On aimerait parfois revenir à des fondamentaux plus dépouillés. Le très beau « Wuppertal » et ses arpèges de guitare démarre superbement mais retombe trop rapidement dans l’artillerie lourde de stades. Elément déconcertant, le groupe, rebelle au format radio standard, propose des titres avoisinant les 6 minutes, sans pour autant sortir de l’étroit carcan riff/couplet/refrain/riff usé jusqu’à la corde. L’ennuyant « Memoria » pâtit de ce paradoxe indochinien et peine à se lancer pour s’étirer artificiellement sur plus de 7 minutes…

Plus généralement, cet album donne l’étrange sensation d’écouter des versions de titres déjà formatés pour le live avec des fins à rallonge, mais joués en studio. Idéal pour taper des mains seul dans son salon. « Belfast » nous gratifie même de l’éternel passage grosse caisse/voix, nécessaire à tout bon concert d’Indochine, mais dispensable sur un album. A de rares exceptions près (« Nous Demain » et « Kill Nico » en tête), les compositions mériteraient d’être dégraissées pour en garder le meilleur, cacher sous des reverbs au kilomètre et des ponts instrumentaux interminables, mais avec le risque de dévoiler certaines lacunes mélodiques de la bande à Nico.

Il est indéniable que les mélodies d’Indochine sont très bonnes : musicalement, c’est en grande partie ce qui fait leur succès. L’inconvénient, c’est qu’elles se calquent les unes sur les autres et les ficelles sont souvent identiques.

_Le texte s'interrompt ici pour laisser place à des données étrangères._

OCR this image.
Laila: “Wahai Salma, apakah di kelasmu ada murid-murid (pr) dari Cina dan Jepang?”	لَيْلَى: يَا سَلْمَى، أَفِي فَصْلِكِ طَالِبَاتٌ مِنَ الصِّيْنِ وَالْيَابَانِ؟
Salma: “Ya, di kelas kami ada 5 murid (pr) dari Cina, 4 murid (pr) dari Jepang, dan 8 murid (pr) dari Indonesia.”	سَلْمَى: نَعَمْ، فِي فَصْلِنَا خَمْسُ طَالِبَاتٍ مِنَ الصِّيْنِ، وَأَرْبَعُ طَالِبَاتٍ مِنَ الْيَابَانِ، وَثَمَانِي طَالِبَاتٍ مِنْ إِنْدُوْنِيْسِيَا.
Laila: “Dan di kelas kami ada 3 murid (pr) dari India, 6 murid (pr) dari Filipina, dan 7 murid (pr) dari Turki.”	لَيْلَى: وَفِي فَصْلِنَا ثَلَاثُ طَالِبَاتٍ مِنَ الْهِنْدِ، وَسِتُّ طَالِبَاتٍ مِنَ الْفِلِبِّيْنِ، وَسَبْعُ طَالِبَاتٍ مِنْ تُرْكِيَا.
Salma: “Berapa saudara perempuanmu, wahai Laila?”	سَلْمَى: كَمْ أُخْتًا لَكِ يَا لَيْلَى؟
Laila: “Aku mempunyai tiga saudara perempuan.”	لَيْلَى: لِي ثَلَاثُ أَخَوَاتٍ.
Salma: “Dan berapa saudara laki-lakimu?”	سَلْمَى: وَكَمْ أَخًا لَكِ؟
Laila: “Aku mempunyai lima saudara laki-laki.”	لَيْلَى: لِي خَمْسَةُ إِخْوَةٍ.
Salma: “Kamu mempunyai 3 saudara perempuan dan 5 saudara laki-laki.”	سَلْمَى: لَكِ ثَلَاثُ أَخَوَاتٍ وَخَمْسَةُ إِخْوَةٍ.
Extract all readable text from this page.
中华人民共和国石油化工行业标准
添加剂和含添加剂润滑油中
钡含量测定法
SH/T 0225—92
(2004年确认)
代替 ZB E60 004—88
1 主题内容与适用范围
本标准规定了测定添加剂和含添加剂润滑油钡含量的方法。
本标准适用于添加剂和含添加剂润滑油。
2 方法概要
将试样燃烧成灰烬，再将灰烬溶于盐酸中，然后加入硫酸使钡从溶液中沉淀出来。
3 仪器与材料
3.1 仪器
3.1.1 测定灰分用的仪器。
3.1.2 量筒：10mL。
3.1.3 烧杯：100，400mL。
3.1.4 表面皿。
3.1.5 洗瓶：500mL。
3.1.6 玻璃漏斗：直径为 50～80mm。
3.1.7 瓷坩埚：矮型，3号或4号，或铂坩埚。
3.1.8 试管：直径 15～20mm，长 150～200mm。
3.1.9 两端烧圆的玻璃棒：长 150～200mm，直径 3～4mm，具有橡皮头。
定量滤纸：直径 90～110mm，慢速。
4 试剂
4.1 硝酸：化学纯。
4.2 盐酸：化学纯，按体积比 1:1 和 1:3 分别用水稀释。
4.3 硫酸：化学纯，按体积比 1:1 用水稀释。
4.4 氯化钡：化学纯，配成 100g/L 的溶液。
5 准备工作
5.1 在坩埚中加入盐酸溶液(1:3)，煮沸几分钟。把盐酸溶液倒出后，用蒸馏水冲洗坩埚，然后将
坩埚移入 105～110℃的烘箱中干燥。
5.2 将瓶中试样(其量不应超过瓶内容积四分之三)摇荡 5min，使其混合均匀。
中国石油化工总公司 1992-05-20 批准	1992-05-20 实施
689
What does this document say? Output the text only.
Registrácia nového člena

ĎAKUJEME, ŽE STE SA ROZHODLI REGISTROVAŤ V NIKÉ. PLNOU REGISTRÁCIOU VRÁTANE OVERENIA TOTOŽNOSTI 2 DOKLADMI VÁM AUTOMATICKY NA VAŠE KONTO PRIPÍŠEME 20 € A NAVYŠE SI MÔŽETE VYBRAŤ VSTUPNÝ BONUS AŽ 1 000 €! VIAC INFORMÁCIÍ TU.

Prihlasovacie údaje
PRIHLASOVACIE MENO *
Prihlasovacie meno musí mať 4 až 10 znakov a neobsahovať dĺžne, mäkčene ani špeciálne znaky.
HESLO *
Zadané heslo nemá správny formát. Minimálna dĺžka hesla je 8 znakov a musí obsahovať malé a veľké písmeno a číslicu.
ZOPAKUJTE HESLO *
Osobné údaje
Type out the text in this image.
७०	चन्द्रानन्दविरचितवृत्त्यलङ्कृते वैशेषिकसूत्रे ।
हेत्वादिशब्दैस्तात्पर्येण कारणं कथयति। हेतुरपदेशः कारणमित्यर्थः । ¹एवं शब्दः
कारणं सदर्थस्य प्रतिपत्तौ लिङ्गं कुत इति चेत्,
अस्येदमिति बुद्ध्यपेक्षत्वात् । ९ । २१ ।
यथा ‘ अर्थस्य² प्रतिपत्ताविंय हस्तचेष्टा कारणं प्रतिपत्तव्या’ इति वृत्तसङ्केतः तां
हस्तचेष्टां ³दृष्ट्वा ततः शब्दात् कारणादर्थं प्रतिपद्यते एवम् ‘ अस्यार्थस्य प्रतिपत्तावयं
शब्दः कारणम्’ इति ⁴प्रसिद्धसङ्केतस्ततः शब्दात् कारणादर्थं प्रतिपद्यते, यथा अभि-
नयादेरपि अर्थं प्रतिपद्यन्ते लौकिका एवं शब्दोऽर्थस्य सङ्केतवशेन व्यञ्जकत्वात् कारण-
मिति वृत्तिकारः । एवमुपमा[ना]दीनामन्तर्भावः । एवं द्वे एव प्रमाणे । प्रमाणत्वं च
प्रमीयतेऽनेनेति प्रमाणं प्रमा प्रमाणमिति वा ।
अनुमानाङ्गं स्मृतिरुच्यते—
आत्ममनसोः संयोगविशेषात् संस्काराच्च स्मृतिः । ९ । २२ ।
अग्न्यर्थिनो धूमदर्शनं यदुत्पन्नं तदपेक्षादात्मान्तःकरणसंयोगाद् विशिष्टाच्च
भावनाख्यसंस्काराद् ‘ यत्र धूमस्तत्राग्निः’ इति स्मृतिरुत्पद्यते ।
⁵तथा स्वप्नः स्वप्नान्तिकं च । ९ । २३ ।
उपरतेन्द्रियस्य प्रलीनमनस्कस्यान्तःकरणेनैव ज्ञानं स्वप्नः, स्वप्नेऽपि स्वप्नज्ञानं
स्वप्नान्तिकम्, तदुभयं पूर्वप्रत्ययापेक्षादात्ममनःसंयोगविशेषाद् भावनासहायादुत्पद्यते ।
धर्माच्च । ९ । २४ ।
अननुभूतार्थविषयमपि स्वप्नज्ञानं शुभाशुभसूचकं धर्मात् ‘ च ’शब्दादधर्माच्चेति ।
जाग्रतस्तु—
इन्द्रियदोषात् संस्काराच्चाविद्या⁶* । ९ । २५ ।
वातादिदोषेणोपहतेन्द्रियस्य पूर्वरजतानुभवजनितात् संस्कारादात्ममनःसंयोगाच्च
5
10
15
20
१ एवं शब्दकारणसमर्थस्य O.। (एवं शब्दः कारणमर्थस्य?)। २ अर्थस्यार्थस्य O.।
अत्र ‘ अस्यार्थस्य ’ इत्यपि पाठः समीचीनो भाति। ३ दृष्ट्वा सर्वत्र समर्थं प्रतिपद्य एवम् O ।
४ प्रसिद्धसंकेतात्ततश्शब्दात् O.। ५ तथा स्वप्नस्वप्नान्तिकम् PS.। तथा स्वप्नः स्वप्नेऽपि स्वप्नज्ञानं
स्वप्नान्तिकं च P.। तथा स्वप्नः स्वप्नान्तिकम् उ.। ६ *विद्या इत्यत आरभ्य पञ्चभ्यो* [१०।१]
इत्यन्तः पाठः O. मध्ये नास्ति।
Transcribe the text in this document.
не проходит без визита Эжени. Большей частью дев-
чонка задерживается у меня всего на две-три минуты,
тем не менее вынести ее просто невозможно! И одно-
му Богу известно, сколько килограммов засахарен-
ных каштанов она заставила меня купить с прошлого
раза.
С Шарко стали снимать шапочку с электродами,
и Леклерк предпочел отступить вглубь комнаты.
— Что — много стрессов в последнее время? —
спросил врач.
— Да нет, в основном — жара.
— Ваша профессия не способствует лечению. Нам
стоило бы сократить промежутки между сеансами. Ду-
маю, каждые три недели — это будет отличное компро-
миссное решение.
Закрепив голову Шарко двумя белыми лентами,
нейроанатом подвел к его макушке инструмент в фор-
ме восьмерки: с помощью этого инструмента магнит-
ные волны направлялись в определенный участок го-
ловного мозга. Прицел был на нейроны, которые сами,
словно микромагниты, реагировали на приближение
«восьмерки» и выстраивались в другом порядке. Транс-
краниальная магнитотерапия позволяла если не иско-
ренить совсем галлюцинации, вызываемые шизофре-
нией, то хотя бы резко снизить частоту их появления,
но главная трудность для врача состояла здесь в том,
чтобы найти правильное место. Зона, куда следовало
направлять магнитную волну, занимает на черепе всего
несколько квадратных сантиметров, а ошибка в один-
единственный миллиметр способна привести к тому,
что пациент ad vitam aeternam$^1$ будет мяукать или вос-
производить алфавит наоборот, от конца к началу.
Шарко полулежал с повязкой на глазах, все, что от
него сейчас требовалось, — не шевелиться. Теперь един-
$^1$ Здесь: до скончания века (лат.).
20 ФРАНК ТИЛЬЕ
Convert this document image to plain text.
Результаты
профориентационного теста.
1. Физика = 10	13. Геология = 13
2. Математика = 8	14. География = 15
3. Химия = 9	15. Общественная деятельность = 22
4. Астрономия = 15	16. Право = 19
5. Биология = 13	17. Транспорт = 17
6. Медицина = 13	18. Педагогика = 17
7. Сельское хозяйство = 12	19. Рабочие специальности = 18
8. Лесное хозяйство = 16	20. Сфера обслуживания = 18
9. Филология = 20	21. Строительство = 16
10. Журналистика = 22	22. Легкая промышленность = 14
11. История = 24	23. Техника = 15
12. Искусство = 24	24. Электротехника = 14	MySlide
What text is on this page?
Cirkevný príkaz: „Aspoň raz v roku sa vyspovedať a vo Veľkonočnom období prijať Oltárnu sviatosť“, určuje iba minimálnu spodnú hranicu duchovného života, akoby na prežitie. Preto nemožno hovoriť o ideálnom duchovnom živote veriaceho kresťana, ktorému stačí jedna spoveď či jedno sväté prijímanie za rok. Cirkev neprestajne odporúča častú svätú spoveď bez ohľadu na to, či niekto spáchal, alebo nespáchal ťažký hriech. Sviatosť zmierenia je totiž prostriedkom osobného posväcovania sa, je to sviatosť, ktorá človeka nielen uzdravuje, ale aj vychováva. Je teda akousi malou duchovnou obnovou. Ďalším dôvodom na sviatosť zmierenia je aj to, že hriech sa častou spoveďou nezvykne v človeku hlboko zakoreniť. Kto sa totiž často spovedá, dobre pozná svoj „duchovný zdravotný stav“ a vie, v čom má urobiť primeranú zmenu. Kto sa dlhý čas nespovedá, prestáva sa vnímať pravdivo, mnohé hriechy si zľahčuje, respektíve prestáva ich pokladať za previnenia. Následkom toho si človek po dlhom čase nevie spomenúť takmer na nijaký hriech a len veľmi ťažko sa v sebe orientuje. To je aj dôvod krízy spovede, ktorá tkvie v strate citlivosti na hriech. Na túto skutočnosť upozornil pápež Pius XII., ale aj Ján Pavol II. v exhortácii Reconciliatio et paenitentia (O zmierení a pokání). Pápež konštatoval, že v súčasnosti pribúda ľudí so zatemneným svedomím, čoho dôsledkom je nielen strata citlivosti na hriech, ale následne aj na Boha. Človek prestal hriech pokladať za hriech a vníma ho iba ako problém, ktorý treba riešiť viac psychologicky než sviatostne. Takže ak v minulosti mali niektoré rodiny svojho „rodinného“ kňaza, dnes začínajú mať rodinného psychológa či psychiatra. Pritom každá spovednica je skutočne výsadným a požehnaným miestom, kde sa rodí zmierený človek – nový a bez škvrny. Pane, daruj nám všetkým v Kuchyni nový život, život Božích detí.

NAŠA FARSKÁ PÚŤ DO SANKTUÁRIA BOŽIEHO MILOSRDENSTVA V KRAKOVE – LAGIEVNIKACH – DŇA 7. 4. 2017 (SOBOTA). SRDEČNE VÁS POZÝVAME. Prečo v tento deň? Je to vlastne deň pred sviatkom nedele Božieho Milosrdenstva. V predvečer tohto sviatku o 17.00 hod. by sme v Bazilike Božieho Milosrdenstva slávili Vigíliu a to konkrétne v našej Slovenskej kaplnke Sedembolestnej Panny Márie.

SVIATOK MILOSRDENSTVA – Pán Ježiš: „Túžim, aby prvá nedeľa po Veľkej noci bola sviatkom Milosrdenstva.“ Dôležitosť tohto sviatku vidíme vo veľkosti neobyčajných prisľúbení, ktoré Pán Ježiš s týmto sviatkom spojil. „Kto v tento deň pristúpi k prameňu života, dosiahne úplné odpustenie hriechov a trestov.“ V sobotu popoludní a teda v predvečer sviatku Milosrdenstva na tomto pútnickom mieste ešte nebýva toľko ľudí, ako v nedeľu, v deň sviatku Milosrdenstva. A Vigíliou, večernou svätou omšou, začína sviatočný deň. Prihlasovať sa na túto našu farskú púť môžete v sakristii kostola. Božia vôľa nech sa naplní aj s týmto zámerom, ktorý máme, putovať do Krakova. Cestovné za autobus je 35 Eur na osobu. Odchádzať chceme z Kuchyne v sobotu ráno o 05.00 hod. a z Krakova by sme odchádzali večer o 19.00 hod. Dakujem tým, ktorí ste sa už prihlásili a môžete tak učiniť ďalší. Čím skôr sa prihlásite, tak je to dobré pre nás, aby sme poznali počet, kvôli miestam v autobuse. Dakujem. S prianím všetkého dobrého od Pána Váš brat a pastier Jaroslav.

Toujours ces couplets légèrement monotones qui mettent en valeur un refrain impactant aux dernières notes un peu traînantes, tournant sur 2 phrases que l’on peut reprendre en choeurs.

Chez Indochine, et quelque soit la période, la méthode est la même, immuable, mais force est de constater que la recette fonctionne. En grand chef étoilé qu’il est, le groupe nous ressert au fil des années les classiques auxquels on est habitué, en agrémentant le tout de quelques nouveaux accompagnements de qualité qui font que l’on sort de table un peu lourd, mais pas mécontent. A déguster avec modération.